L’Assemblée nationale débat vendredi d’amendements dans le cadre du projet de loi de programmation sur le développement. Le sujet des biens mal acquis s’invite à l’Assemblée nationale, vendredi 19 février, par voie d’amendements qui seront débattus en séance sur le projet de loi « de programmation relatif au développement solidaire et à la lutte contre les inégalités mondiales ». Ce texte, porté par le ministre de l’Europe et des affaires étrangères, Jean-Yves Le Drian, vise notamment à recentrer l’aide publique française sur l’Afrique subsaharienne et les dons plutôt que les prêts.

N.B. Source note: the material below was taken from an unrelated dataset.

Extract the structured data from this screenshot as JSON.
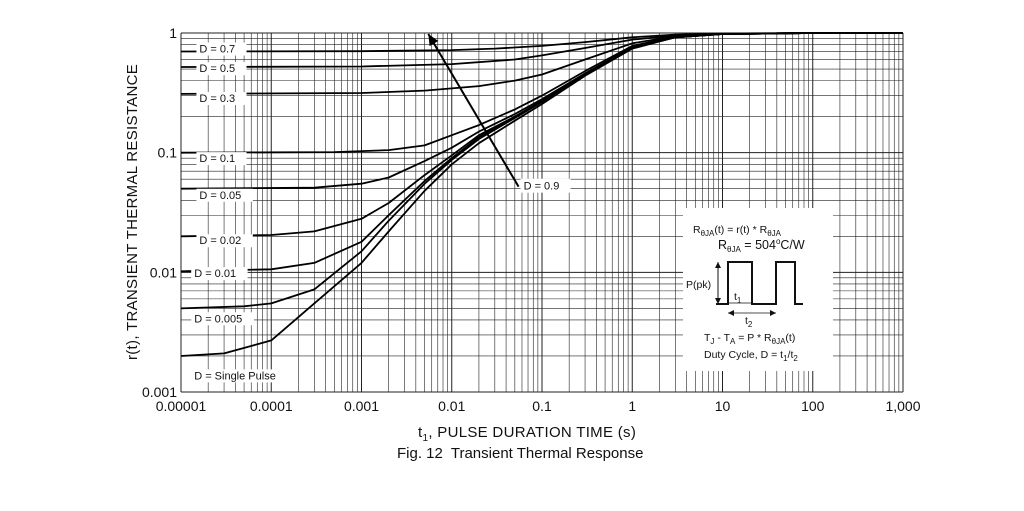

Le débat au sujet des biens mal acquis porte sur le sort des fonds confisqués par la justice française lors d’une condamnation pénale dans le cadre d’une affaire de corruption internationale. Actuellement, les fonds confisqués, quelles que soient la nature de l’infraction et la nationalité de son auteur, sont gérés par l’Agence de gestion et de recouvrement des avoirs saisis et confisqués (Agrasc) et reversés pour l’essentiel au budget général de l’Etat. Autrement dit, dans le cas de chefs d’Etat ou de membres d’un clan gouvernemental indélicats, leurs victimes, c’est-à-dire les populations spoliées, n’en voient pas la couleur.
« Engagement solennel »
L’actualité de 2021 devrait en fournir une illustration éclatante. La Cour de cassation, saisie d’un pourvoi par la défense, pourrait trancher définitivement dans les prochains mois le feuilleton des biens mal acquis par le vice-président de la Guinée équatoriale, Teodorin Obiang. Condamné pour blanchiment d’argent en ayant détourné quelque 150 millions d’euros entre 1997 et 2011, il a vu ses innombrables biens (dont un hôtel particulier avenue Foch et 17 voitures de luxe) confisqués. Si la loi est inchangée d’ici la décision de la haute juridiction, ces 150 millions d’euros iront directement dans les caisses de Bercy. Les affaires de bien mal acquis n’intéressent pas que les Guinéens. Des personnalités de la République du Congo (famille de Denis Sassou-Nguesso), du Gabon (clan de l’ancien président Omar Bongo) ou de la Syrie (Rifaat Al-Assad) ont été mises en cause.
Le Sénat a voté le 2 mai 2019 une proposition de loi du sénateur socialiste Jean-Pierre Sueur pour créer un fonds destiné à restituer aux populations victimes des ces spoliations les fonds confisqués par la justice française. Elle n’a jamais été débattue à l’Assemblée, le gouvernement semblant préférer d’autres modalités. Amélie de Montchalin, alors secrétaire d’Etat dans le gouvernement d’Edouard Philippe, avait pris devant les sénateurs « l’engagement solennel » de revenir avant la fin de l’année 2020 avec un dispositif législatif. Le gouvernement avait par ailleurs commandé aux députés Jean-Luc Warsmann (UDI) et Laurent Saint-Martin (La République en marche) un rapport sur les saisies et confiscations judiciaires. Remis en novembre 2019 au ministère de la justice, ce rapport préconisait notamment la création d’un dispositif ad hoc et transparent afin d’éviter une situation où l’Etat français s’enrichirait de la spoliation de population souvent déjà difficultés.